その頃、祥子は爆弾倉を改造した居住区の一角で我慢大会に近い責め苦を受けていた。西部開拓時代の牧婦姿をまとった彼女はカプセル型の容器に押し込められ、天井から降りてきたクラムシェル型のブラインドで密封された。触手のようなベルトがうねうねとカプセルを固定した。
「むぎゅ~出してくれよぉ」
祥子の嘆願もむなしくアナウンスがカウントダウンを始めた。
「交渉パッケージ、射出します」
次の瞬間、祥子は強烈な衝撃に張り倒された。
――
気がかりな夢から祥子が醒めると、そこは平坦な世界だった。空はコーヒー色でクリームを流したような雲が渦巻いている。風は凪いでいて、立ち上る湿気がスカートの中に籠った。振り返るとカプセルが貝のように開いて天を仰いでいる。
「うええ、ここはどこ?」
祥子が片膝を立てて腰を浮かそうとした時、地鳴りがした。それは暗く、くぐもった人間の声によく似ている。
あちこちからざわめきがおこり、それがひとつに集約される。ノイズ混じりだった声が鮮明に聞こえる。
「計画的に宇宙を倒壊させようという勢力に加わる覚悟はあるか?」
どすの利いた声が祥子にやたら高尚で哲学的な命題を突きつける。
「そんな抽象的な質問をぶつけられても。それより、キミが来訪者なの?」
祥子が目をキョロキョロさせるといきなりダイマー共有視野にトーガを纏った美人があらわれた。

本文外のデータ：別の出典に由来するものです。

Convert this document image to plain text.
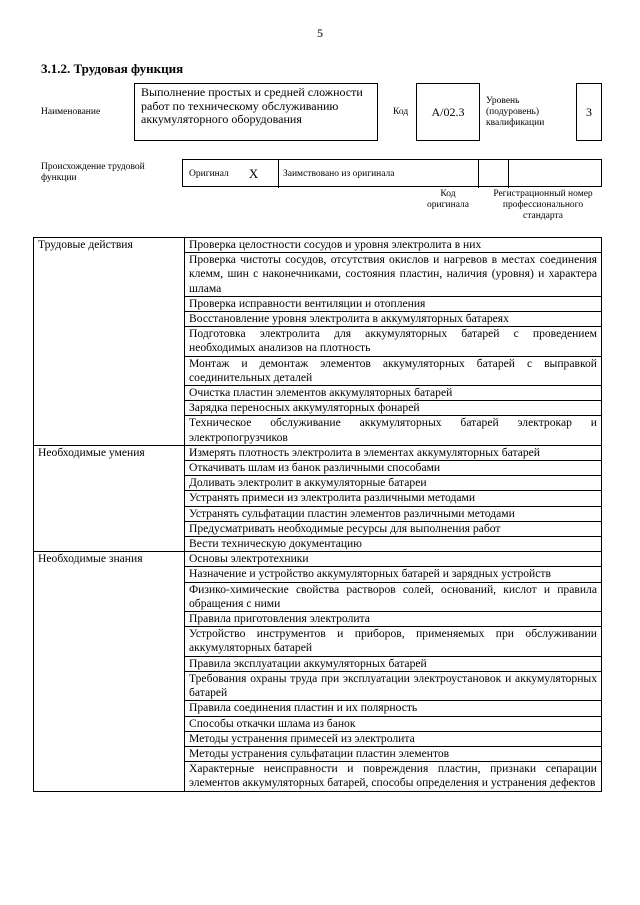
5
3.1.2. Трудовая функция
Наименование
Выполнение простых и средней сложности работ по техническому обслуживанию аккумуляторного оборудования	Код A/02.3
Уровень (подуровень) квалификации
3
Происхождение трудовой функции	Оригинал X	Заимствовано из оригинала
Код оригинала
Регистрационный номер профессионального стандарта
Трудовые действия	Проверка целостности сосудов и уровня электролита в них
	Проверка чистоты сосудов, отсутствия окислов и нагревов в местах соединения клемм, шин с наконечниками, состояния пластин, наличия (уровня) и характера шлама
	Проверка исправности вентиляции и отопления
	Восстановление уровня электролита в аккумуляторных батареях
	Подготовка электролита для аккумуляторных батарей с проведением необходимых анализов на плотность
	Монтаж и демонтаж элементов аккумуляторных батарей с выправкой соединительных деталей
	Очистка пластин элементов аккумуляторных батарей
	Зарядка переносных аккумуляторных фонарей
	Техническое обслуживание аккумуляторных батарей электрокар и электропогрузчиков
Необходимые умения	Измерять плотность электролита в элементах аккумуляторных батарей
	Откачивать шлам из банок различными способами
	Доливать электролит в аккумуляторные батареи
	Устранять примеси из электролита различными методами
	Устранять сульфатации пластин элементов различными методами
	Предусматривать необходимые ресурсы для выполнения работ
	Вести техническую документацию
Необходимые знания	Основы электротехники
	Назначение и устройство аккумуляторных батарей и зарядных устройств
	Физико-химические свойства растворов солей, оснований, кислот и правила обращения с ними
	Правила приготовления электролита
	Устройство инструментов и приборов, применяемых при обслуживании аккумуляторных батарей
	Правила эксплуатации аккумуляторных батарей
	Требования охраны труда при эксплуатации электроустановок и аккумуляторных батарей
	Правила соединения пластин и их полярность
	Способы откачки шлама из банок
	Методы устранения примесей из электролита
	Методы устранения сульфатации пластин элементов
	Характерные неисправности и повреждения пластин, признаки сепарации элементов аккумуляторных батарей, способы определения и устранения дефектов
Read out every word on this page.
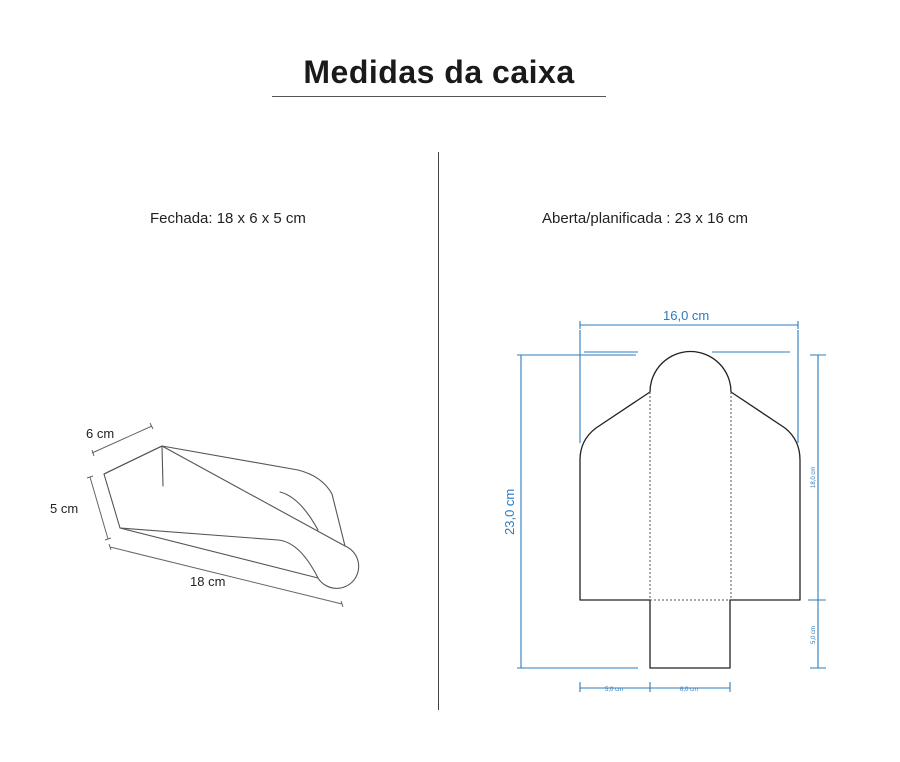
Medidas da caixa
Fechada: 18 x 6 x 5 cm	Aberta/planificada : 23 x 16 cm
6 cm
5 cm
18 cm
16,0 cm
23,0 cm
18,0 cm
5,0 cm
5,0 cm	6,0 cm
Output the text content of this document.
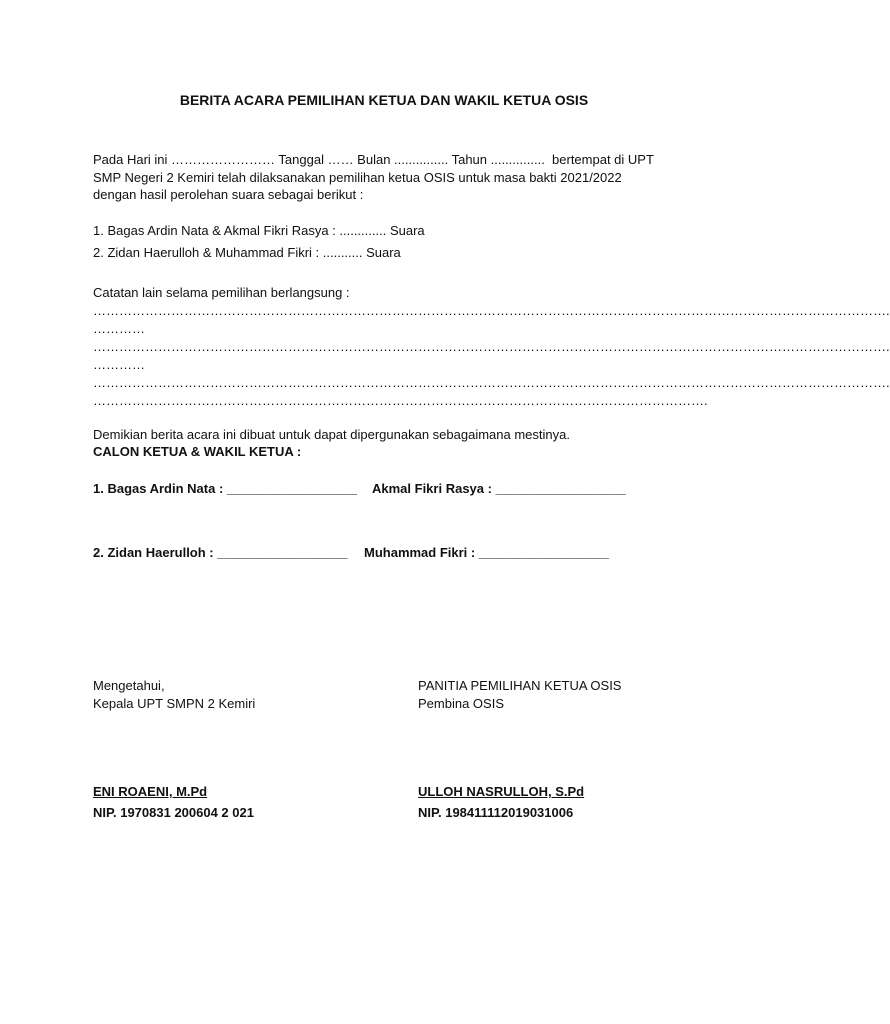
BERITA ACARA PEMILIHAN KETUA DAN WAKIL KETUA OSIS
Pada Hari ini …………………… Tanggal …… Bulan ............... Tahun ...............  bertempat di UPT
SMP Negeri 2 Kemiri telah dilaksanakan pemilihan ketua OSIS untuk masa bakti 2021/2022
dengan hasil perolehan suara sebagai berikut :
1. Bagas Ardin Nata & Akmal Fikri Rasya : ............. Suara
2. Zidan Haerulloh & Muhammad Fikri : ........... Suara
Catatan lain selama pemilihan berlangsung :
………………………………………………………………………………………………………………………………………………………………….
…………
………………………………………………………………………………………………………………………………………………………………….
…………
………………………………………………………………………………………………………………………………………………………………….
…………………………………………………………………………………………………………………………….
Demikian berita acara ini dibuat untuk dapat dipergunakan sebagaimana mestinya.
CALON KETUA & WAKIL KETUA :
1. Bagas Ardin Nata : __________________ Akmal Fikri Rasya : __________________
2. Zidan Haerulloh : __________________ Muhammad Fikri : __________________
Mengetahui,
Kepala UPT SMPN 2 Kemiri
ENI ROAENI, M.Pd
NIP. 1970831 200604 2 021
PANITIA PEMILIHAN KETUA OSIS
Pembina OSIS
ULLOH NASRULLOH, S.Pd
NIP. 198411112019031006
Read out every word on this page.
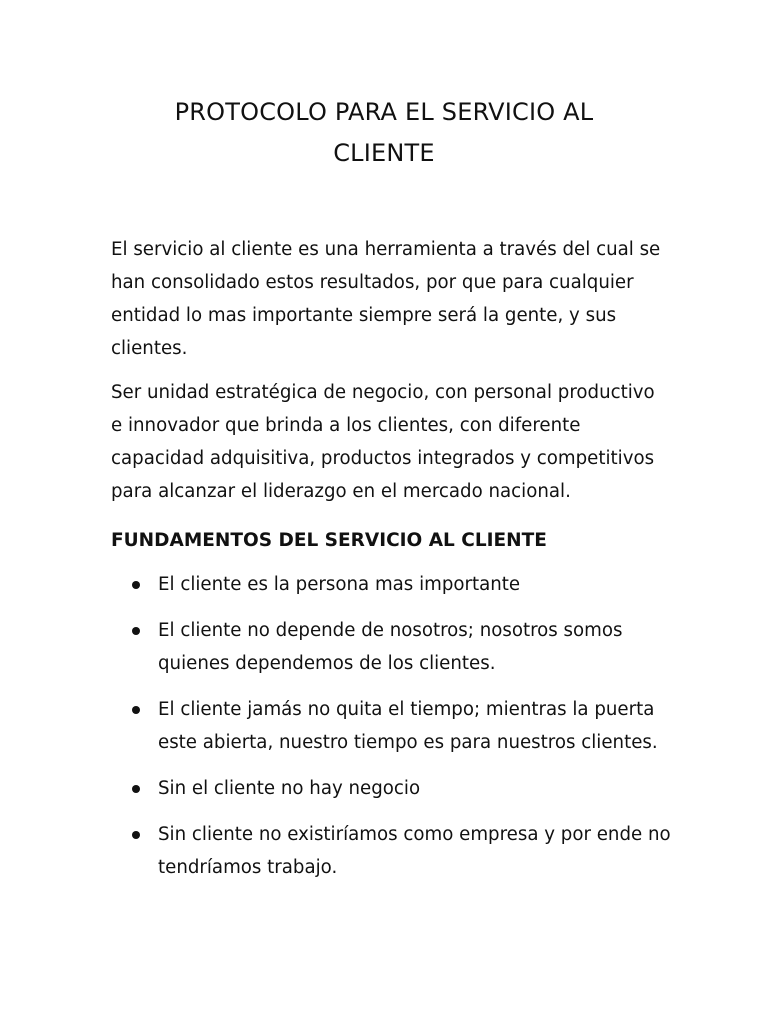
PROTOCOLO PARA EL SERVICIO AL
CLIENTE

El servicio al cliente es una herramienta a través del cual se han consolidado estos resultados, por que para cualquier entidad lo mas importante siempre será la gente, y sus clientes.

Ser unidad estratégica de negocio, con personal productivo e innovador que brinda a los clientes, con diferente capacidad adquisitiva, productos integrados y competitivos para alcanzar el liderazgo en el mercado nacional.

FUNDAMENTOS DEL SERVICIO AL CLIENTE
El cliente es la persona mas importante
El cliente no depende de nosotros; nosotros somos quienes dependemos de los clientes.
El cliente jamás no quita el tiempo; mientras la puerta este abierta, nuestro tiempo es para nuestros clientes.
Sin el cliente no hay negocio
Sin cliente no existiríamos como empresa y por ende no tendríamos trabajo.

「質問に答えよ。破壊活動に参入する覚悟を決めるか、否か?」
美貌に似合わぬ怒声が祥子の内耳に突き刺さる。しかし、強引であればあるほど彼女は反発する。
「おばさん! ボクは貴女(あなた)と交渉するよう言われてきたんだ。しかも、いやいやだ。高飛車な態度に出られるとますますボクは嫌いになるよ。もっと優しくできない?」
すると、来訪者の姿が歪んだ。それが分散したかと思うと、虹色のスポットライトが祥子の身体をまさぐった。
「ひぁ☆」
祥子が着衣であるにもかかわらず恥ずかしそうに身をよじらせると、唐突に光が消えた。
「ペリドットやメタンハイドレートと交流があるのなら、なぜ先に言わないのですか?」
来訪者は打って変わった丁寧な口調で違う質問をした。祥子は頬を赤くそめたまま、ぺたりと地面に腰を下ろす。M字開脚した隙間にレース飾りのついたドロワースが垣間見える。

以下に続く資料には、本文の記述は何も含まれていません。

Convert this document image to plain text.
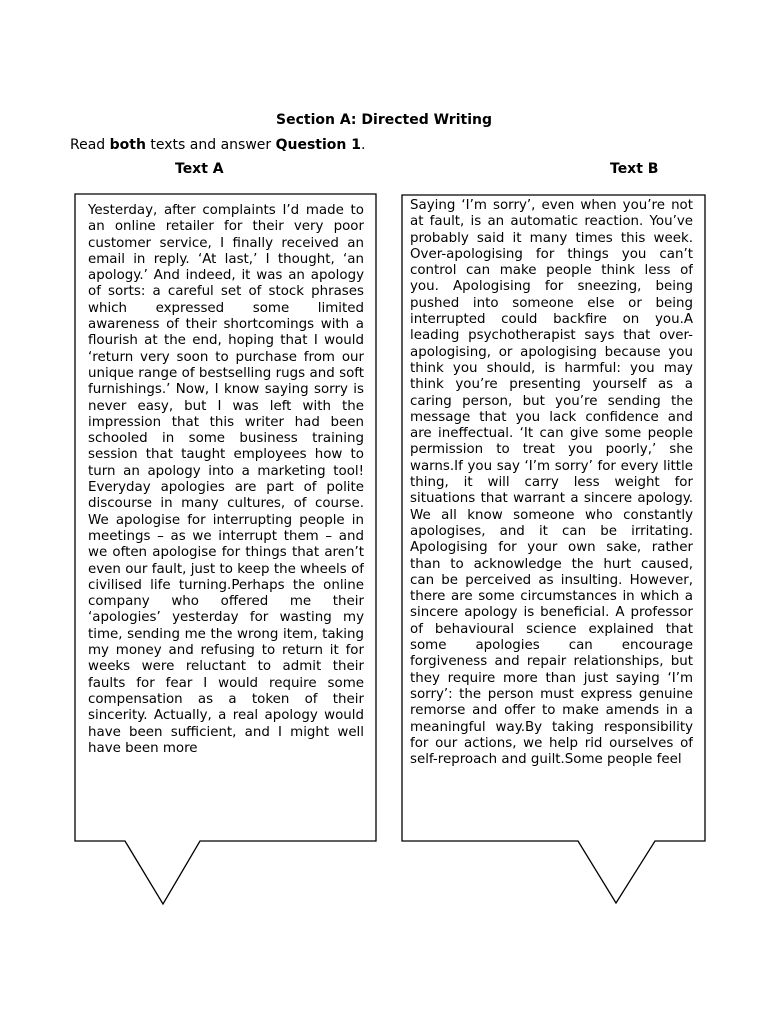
Section A: Directed Writing
Read both texts and answer Question 1.
Text A	Text B

Yesterday, after complaints I’d made to an online retailer for their very poor customer service, I finally received an email in reply. ‘At last,’ I thought, ‘an apology.’ And indeed, it was an apology of sorts: a careful set of stock phrases which expressed some limited awareness of their shortcomings with a flourish at the end, hoping that I would ‘return very soon to purchase from our unique range of bestselling rugs and soft furnishings.’ Now, I know saying sorry is never easy, but I was left with the impression that this writer had been schooled in some business training session that taught employees how to turn an apology into a marketing tool! Everyday apologies are part of polite discourse in many cultures, of course. We apologise for interrupting people in meetings – as we interrupt them – and we often apologise for things that aren’t even our fault, just to keep the wheels of civilised life turning.Perhaps the online company who offered me their ‘apologies’ yesterday for wasting my time, sending me the wrong item, taking my money and refusing to return it for weeks were reluctant to admit their faults for fear I would require some compensation as a token of their sincerity. Actually, a real apology would have been sufficient, and I might well have been more

Saying ‘I’m sorry’, even when you’re not at fault, is an automatic reaction. You’ve probably said it many times this week. Over-apologising for things you can’t control can make people think less of you. Apologising for sneezing, being pushed into someone else or being interrupted could backfire on you.A leading psychotherapist says that over-apologising, or apologising because you think you should, is harmful: you may think you’re presenting yourself as a caring person, but you’re sending the message that you lack confidence and are ineffectual. ‘It can give some people permission to treat you poorly,’ she warns.If you say ‘I’m sorry’ for every little thing, it will carry less weight for situations that warrant a sincere apology. We all know someone who constantly apologises, and it can be irritating. Apologising for your own sake, rather than to acknowledge the hurt caused, can be perceived as insulting. However, there are some circumstances in which a sincere apology is beneficial. A professor of behavioural science explained that some apologies can encourage forgiveness and repair relationships, but they require more than just saying ‘I’m sorry’: the person must express genuine remorse and offer to make amends in a meaningful way.By taking responsibility for our actions, we help rid ourselves of self-reproach and guilt.Some people feel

「なんなんだよ。いきなり。そうだよ。ボクらはモンゴルやカルフォルニアや南極の知性(ひと)たちと友達だよ」
「なるほど。我々を脅かす恩知らずとは敵対しているのですね。それならば、話は簡単です」
来訪者は地球が置かれている深刻な状況を詳らかにした。地球人類の行く末は量子力学の不確定性原理によって髪の毛の本数よりも多く枝分かれしている。その分岐の一つが宇宙の最終ステージを見届ける勢力に連結している。ところが、それを良いことに因果律をさかのぼって宇宙の脚本に介入しようと目論んだ結果、とんでもない結果を招き寄せた。
宇宙規模の不協和音、リンドバーグ・ウォールである。
現在、エーデルヴァイス海賊団の選択した世界線のあちこちで生じているリンドバーグ・ウォール現象は宇宙に巻き起こった不協和音の一種である。

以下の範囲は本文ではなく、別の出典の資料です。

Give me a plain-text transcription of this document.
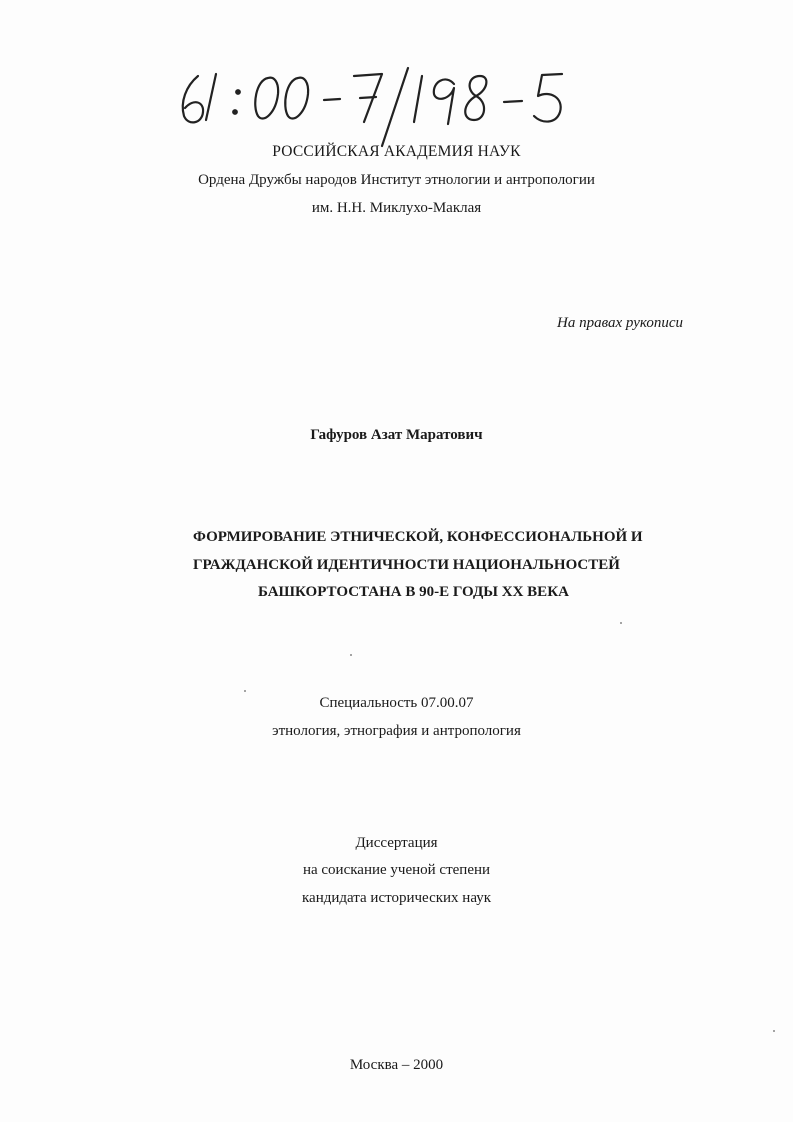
РОССИЙСКАЯ АКАДЕМИЯ НАУК
Ордена Дружбы народов Институт этнологии и антропологии
им. Н.Н. Миклухо-Маклая
На правах рукописи
Гафуров Азат Маратович
ФОРМИРОВАНИЕ ЭТНИЧЕСКОЙ, КОНФЕССИОНАЛЬНОЙ И
ГРАЖДАНСКОЙ ИДЕНТИЧНОСТИ НАЦИОНАЛЬНОСТЕЙ
БАШКОРТОСТАНА В 90-Е ГОДЫ XX ВЕКА
Специальность 07.00.07
этнология, этнография и антропология
Диссертация
на соискание ученой степени
кандидата исторических наук
Москва – 2000
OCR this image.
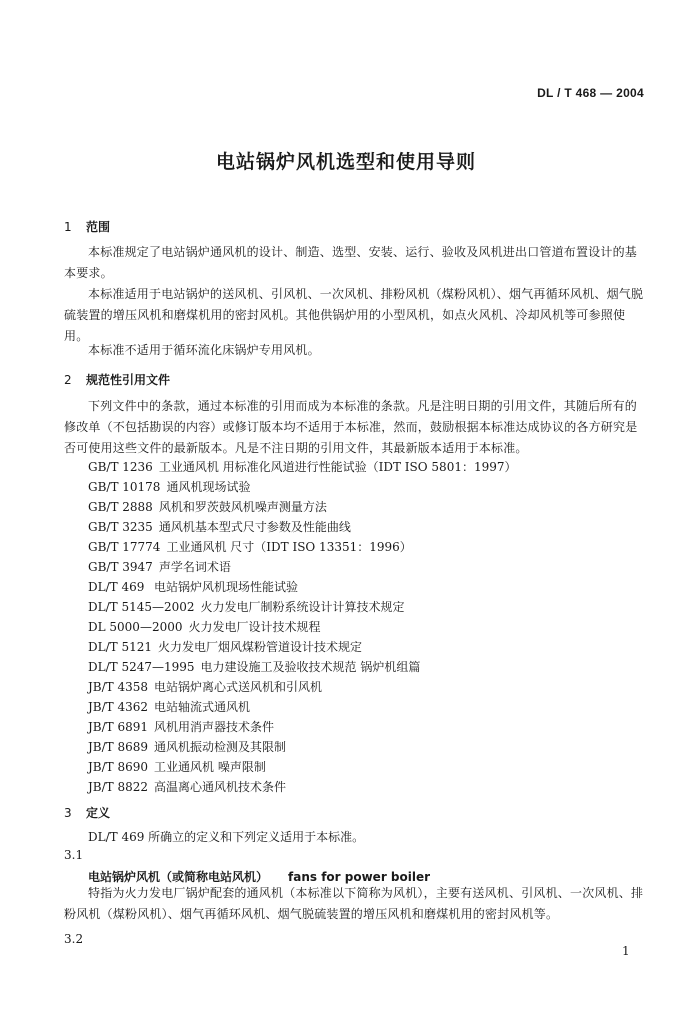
DL / T 468 — 2004
电站锅炉风机选型和使用导则
1 范围
本标准规定了电站锅炉通风机的设计、制造、选型、安装、运行、验收及风机进出口管道布置设计的基本要求。
本标准适用于电站锅炉的送风机、引风机、一次风机、排粉风机（煤粉风机）、烟气再循环风机、烟气脱硫装置的增压风机和磨煤机用的密封风机。其他供锅炉用的小型风机，如点火风机、冷却风机等可参照使用。
本标准不适用于循环流化床锅炉专用风机。
2 规范性引用文件
下列文件中的条款，通过本标准的引用而成为本标准的条款。凡是注明日期的引用文件，其随后所有的修改单（不包括勘误的内容）或修订版本均不适用于本标准，然而，鼓励根据本标准达成协议的各方研究是否可使用这些文件的最新版本。凡是不注日期的引用文件，其最新版本适用于本标准。
GB/T 1236 工业通风机 用标准化风道进行性能试验（IDT ISO 5801：1997）
GB/T 10178 通风机现场试验
GB/T 2888 风机和罗茨鼓风机噪声测量方法
GB/T 3235 通风机基本型式尺寸参数及性能曲线
GB/T 17774 工业通风机 尺寸（IDT ISO 13351：1996）
GB/T 3947 声学名词术语
DL/T 469 电站锅炉风机现场性能试验
DL/T 5145—2002 火力发电厂制粉系统设计计算技术规定
DL 5000—2000 火力发电厂设计技术规程
DL/T 5121 火力发电厂烟风煤粉管道设计技术规定
DL/T 5247—1995 电力建设施工及验收技术规范 锅炉机组篇
JB/T 4358 电站锅炉离心式送风机和引风机
JB/T 4362 电站轴流式通风机
JB/T 6891 风机用消声器技术条件
JB/T 8689 通风机振动检测及其限制
JB/T 8690 工业通风机 噪声限制
JB/T 8822 高温离心通风机技术条件
3 定义
DL/T 469 所确立的定义和下列定义适用于本标准。
3.1
电站锅炉风机（或简称电站风机） fans for power boiler
特指为火力发电厂锅炉配套的通风机（本标准以下简称为风机），主要有送风机、引风机、一次风机、排粉风机（煤粉风机）、烟气再循环风机、烟气脱硫装置的增压风机和磨煤机用的密封风机等。
3.2
1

藤野祥子という個体はヒトラー・ユーゲント党員ハンス・シュティールのX染色体を遺伝しており、リンドバーグ・ウォールと強く結びついている。
「それでボクは……、でも、どうしてボクじゃなくちゃいけないんだ?!」
祥子は明かされた出生の秘密の一端に触れて、激昂した。
■ スピリット・オブ・テキサス
「交渉パッケージに局所規模、極大のリンドバーグ・コーリング発生」
状況をモニタリングしていた担当士官が慌てて報告する。
「彼女を特使に遣らせたのは判断ミスだったわ!」
ハーベルトが頭を抱える。
カプセルはB2から百メートルの距離に浮かんでいる、
ダイオウイカに似た単眼のアウトカムがそのすぐそばに漂っている。